Successful people are adaptable. Research shows that in terms of the competencies one needs to be successful, adaptability is up there with self-confidence, emotional self-control, and inspirational leadership.

Yet, so many of us dedicate significant amounts of time and energy to planning. And then when our plans don’t work out (as so often happens) we dedicate significant amounts of emotion to being irritated, frustrated, bent out of shape, and placing blame.

So, on one hand we have the critical importance of being adaptable and on the other we have our natural tendency to be totally inflexible. This is a problem – a problem I know intimately.

Like most other important business lessons, I was reminded of the futility of planning at the hands of my children. On Friday morning, I went to my kids’ school to volunteer in the classroom. I had confirmed the date and time with the teacher days in advance. I had reviewed with her the materials I needed to bring and the treats I was going to share with the children. I looked over my papers the night before and set my alarm early the morning of. I arrived at school just as I had planned, excited about my morning with the children.

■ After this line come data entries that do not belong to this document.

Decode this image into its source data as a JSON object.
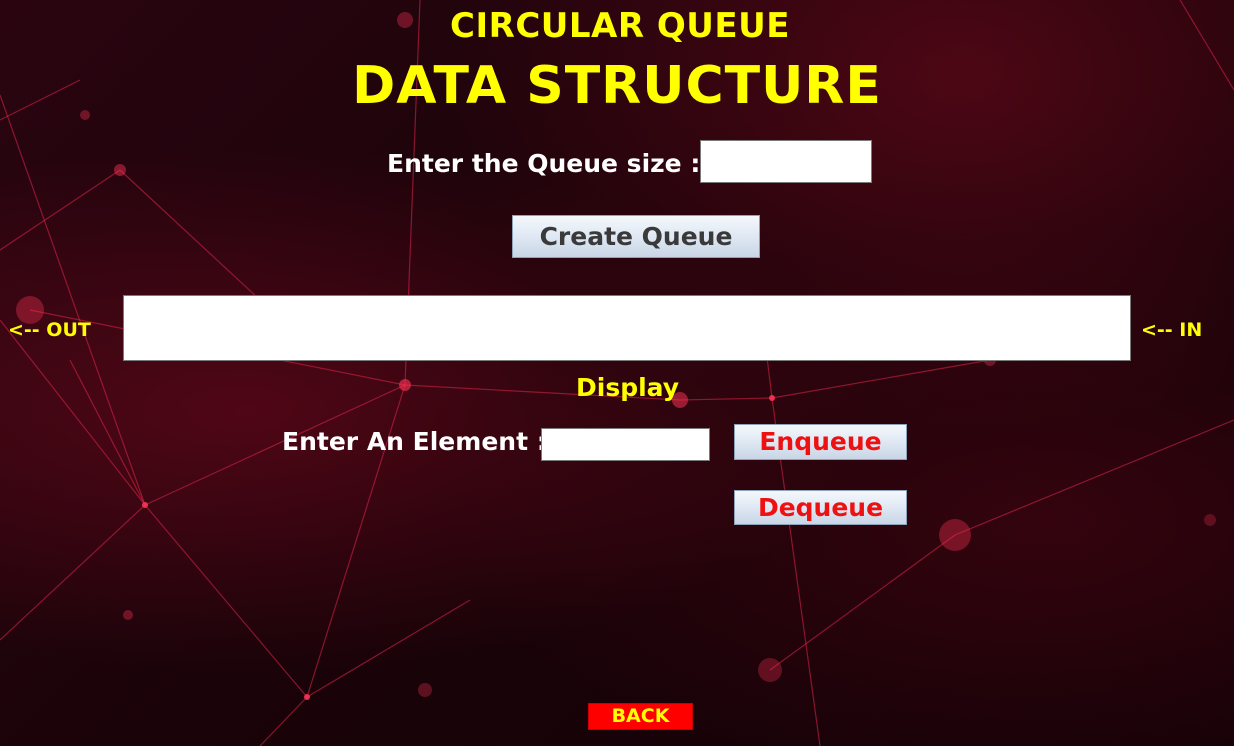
{
  "header": {
    "title": "CIRCULAR QUEUE",
    "subtitle": "DATA STRUCTURE"
  },
  "queue_size": {
    "label": "Enter the Queue size  :",
    "value": ""
  },
  "create_button": {
    "label": "Create Queue"
  },
  "queue_display": {
    "out_label": "<--  OUT",
    "in_label": "<--  IN",
    "caption": "Display",
    "value": ""
  },
  "element_entry": {
    "label": "Enter An Element :",
    "value": ""
  },
  "enqueue_button": {
    "label": "Enqueue"
  },
  "dequeue_button": {
    "label": "Dequeue"
  },
  "back_button": {
    "label": "BACK"
  },
  "colors": {
    "title": "#ffff00",
    "label": "#ffffff",
    "action_text": "#ee1111",
    "back_bg": "#ff0000",
    "background": "#1a0309"
  }
}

With smile wide, I ran smack into the other mom who had also volunteered to be in the classroom that morning. She had confirmed the date and time with the teacher days in advance. She had reviewed with the teacher the materials she needed to bring and the treats she was going to share with the children. She had looked over her papers the night before and set her alarm early the morning of. She arrived at school just as she had planned, excited about her morning with the children.

Then in an instant our well-orchestrated plans crumbled. There was a miscommunication. The teacher only needed one volunteer and now she had two. The other mom was superfluous. I was a duplicate. We were both very annoyed and disappointed. Our morning had been shattered. One of us would surely be sent home or left standing in the corner while the other performed the morning’s duties. While I can’t speak for her, I wasn’t just annoyed and disappointed, I was angry too.

Neither one of us was particularly adaptable in that movement and because of that neither one of us could figure out a solution. Luckily, the school receptionist, on the other hand, was a study in flexibility and with clear and unemotional thinking rearranged us so that two moms became better than one. She split the class up, sent me to one room with class A, sent the other mom to another room to class B and midway through the morning had us switch rooms so that we could spend time with the other class.

It was a lovely morning and the reshuffle worked out perfectly. I walked out of school thinking how the morning had turned out so much better than I could have planned.

And so often that is how life is. Plan A is average. It frequently doesn’t work out because life is messy and humans are imperfect and in the scheme of the cosmos we are just ants who have very little control over anything. The real shame isn’t that Plan A falls apart it’s that we waste time mourning it and don’t shift to Plan B. And, if we let it, in most cases, Plan B is better.